Moves- Poisonpowder, X-Scissor, Spore, Giga Drain
Nature- Mild
Ability- Effect Spore


----------



## Mad MOAI (Jul 12, 2008)

Name: Thatch Budle (wanted something that rhymes with Noodle)
Pokemon: Drifblim
Gender: Male
Moves: Shadow Ball, Ominous Wind, Gust, Minimize
Personality: Thatch has a cool personality and is outgoing and friendly. He can be naive sometimes and the other elements of his personality depend on his mood.
Other: Ability - Aftermath.

When I was coming home from lunch today I told myself, "Next RPG I join, I'm going to be named Thatch." And this is the one.


----------



## Hikari Nijino (Jul 12, 2008)

(You are both accepted, we can now start)


----------



## Mad MOAI (Jul 12, 2008)

((Really? We only have three members. Anyway...))

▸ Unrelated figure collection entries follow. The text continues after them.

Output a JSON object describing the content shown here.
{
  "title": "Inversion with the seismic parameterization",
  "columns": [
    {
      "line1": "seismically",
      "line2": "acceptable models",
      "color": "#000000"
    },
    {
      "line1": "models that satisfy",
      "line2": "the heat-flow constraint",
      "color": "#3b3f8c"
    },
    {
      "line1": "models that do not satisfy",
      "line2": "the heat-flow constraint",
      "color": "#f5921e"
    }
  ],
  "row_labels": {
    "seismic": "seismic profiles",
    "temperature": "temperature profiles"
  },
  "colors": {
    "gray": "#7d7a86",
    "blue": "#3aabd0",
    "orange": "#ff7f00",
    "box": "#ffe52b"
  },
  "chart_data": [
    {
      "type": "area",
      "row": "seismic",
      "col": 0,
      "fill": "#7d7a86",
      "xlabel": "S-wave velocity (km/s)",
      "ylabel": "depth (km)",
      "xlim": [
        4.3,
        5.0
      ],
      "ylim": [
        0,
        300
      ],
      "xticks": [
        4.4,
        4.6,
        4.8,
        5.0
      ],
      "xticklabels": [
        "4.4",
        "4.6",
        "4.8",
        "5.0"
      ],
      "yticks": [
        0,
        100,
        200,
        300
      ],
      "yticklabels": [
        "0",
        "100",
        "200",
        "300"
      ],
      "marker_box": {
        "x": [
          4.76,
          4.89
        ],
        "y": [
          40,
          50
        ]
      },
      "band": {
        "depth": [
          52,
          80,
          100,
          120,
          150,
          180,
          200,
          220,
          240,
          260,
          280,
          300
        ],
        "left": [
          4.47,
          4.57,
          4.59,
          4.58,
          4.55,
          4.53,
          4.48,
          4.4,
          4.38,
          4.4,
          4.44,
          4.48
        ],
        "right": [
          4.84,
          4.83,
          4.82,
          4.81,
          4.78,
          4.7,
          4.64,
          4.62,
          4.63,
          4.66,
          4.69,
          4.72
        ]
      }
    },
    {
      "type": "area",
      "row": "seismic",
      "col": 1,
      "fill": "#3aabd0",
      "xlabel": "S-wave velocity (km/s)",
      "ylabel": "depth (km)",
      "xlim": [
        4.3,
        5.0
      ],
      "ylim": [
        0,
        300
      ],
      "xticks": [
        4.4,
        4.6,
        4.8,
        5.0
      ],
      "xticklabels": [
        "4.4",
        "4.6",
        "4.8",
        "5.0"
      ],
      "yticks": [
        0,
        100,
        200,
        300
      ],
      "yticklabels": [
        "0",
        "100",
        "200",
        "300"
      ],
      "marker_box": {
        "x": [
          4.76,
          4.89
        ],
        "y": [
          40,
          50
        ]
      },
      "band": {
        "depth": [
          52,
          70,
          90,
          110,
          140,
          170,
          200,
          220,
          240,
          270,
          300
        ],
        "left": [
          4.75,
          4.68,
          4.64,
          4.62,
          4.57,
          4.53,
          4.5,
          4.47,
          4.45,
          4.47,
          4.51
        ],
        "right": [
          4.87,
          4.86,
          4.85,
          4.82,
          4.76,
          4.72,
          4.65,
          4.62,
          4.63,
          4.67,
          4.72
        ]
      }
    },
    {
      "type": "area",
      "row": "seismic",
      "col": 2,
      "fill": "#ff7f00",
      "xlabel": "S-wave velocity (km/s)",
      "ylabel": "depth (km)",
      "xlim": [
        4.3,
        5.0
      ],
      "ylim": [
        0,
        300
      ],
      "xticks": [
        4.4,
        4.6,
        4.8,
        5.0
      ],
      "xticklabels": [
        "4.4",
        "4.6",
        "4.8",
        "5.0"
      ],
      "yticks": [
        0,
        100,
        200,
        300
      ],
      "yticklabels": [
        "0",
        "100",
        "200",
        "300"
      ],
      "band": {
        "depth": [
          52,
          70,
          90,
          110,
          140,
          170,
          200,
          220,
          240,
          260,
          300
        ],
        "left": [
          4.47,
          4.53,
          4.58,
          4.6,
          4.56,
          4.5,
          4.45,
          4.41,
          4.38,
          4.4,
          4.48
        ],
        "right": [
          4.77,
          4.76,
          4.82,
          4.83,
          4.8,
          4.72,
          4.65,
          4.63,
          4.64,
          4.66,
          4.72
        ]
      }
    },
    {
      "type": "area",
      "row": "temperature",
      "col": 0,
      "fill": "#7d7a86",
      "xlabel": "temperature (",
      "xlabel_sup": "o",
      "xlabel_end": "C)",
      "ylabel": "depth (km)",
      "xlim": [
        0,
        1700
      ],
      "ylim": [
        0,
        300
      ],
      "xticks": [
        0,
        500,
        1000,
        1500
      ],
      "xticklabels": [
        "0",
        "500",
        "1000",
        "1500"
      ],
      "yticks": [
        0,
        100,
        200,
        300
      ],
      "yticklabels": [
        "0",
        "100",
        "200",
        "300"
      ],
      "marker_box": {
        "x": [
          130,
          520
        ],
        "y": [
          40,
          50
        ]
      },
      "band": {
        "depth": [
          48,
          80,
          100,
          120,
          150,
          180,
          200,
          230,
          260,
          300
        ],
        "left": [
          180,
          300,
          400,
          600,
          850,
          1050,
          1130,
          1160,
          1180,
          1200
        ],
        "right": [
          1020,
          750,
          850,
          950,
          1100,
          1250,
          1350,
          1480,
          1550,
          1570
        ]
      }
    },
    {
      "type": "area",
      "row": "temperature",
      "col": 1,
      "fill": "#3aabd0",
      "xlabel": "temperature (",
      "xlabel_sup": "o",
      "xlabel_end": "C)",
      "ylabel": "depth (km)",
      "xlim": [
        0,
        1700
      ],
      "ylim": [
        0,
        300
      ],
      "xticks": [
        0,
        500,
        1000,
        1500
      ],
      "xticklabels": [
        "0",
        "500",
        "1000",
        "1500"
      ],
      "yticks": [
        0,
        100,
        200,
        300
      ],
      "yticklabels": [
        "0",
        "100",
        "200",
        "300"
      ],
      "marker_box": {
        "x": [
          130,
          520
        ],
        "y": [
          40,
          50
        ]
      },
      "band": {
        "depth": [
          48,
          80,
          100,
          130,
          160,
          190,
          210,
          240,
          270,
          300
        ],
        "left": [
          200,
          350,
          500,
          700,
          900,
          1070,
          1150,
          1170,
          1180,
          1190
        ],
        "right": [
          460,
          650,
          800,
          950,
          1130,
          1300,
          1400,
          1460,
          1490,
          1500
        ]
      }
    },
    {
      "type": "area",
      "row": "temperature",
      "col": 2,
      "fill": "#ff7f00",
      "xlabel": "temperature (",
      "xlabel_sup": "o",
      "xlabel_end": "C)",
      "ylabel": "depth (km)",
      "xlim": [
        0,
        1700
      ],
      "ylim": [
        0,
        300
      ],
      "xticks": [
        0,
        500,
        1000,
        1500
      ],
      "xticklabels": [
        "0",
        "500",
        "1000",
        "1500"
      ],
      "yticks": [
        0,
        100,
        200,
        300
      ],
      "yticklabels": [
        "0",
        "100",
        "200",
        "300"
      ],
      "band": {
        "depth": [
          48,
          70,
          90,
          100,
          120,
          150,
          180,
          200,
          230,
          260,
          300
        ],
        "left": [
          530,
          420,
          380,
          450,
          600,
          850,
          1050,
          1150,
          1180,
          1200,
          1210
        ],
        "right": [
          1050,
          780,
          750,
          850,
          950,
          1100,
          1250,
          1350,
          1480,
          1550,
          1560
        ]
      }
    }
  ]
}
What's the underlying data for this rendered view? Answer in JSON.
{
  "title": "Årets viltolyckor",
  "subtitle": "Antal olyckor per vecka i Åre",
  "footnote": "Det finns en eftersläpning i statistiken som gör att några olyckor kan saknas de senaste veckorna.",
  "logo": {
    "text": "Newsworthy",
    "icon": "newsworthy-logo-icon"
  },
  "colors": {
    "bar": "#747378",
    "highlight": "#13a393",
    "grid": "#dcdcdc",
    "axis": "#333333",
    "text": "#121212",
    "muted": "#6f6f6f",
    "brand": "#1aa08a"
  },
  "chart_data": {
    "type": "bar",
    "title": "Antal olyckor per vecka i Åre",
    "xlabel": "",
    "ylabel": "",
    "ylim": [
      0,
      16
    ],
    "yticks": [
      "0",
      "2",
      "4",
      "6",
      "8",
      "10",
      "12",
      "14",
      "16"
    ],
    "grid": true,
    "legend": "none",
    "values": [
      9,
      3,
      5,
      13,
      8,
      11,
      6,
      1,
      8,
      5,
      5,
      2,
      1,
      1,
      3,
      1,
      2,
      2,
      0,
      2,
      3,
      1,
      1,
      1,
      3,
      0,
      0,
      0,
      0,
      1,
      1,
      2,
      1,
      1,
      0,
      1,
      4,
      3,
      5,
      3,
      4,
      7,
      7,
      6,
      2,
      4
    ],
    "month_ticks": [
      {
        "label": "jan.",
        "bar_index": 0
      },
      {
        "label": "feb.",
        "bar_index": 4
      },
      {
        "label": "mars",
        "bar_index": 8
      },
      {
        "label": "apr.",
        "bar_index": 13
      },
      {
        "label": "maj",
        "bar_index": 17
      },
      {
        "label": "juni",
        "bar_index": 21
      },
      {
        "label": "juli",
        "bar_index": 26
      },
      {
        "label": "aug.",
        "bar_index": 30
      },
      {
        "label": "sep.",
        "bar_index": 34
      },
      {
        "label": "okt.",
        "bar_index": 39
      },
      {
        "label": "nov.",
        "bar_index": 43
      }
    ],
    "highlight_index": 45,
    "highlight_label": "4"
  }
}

Thatch glided through the sky. He let the wind carry him, searching for the Evil. Luckily, the nearest were very, very far away, so he drifted down to Truffles and Miku "Area clear," he said in his voice that could most easily be described as Ominous-Wind-like. Thatch sent a small gust of air as an acknowledgement to whatever they would say.


----------



## Hikari Nijino (Jul 13, 2008)

Miku trained, "Evil is coming." she said, the used Psybeam on the tree.


----------



## Darksong (Jul 13, 2008)

Truffles used Spore on another nearby, short tree. It turned out to be a Sudowoodo, who fell asleep. She then used Giga Drain on it.


----------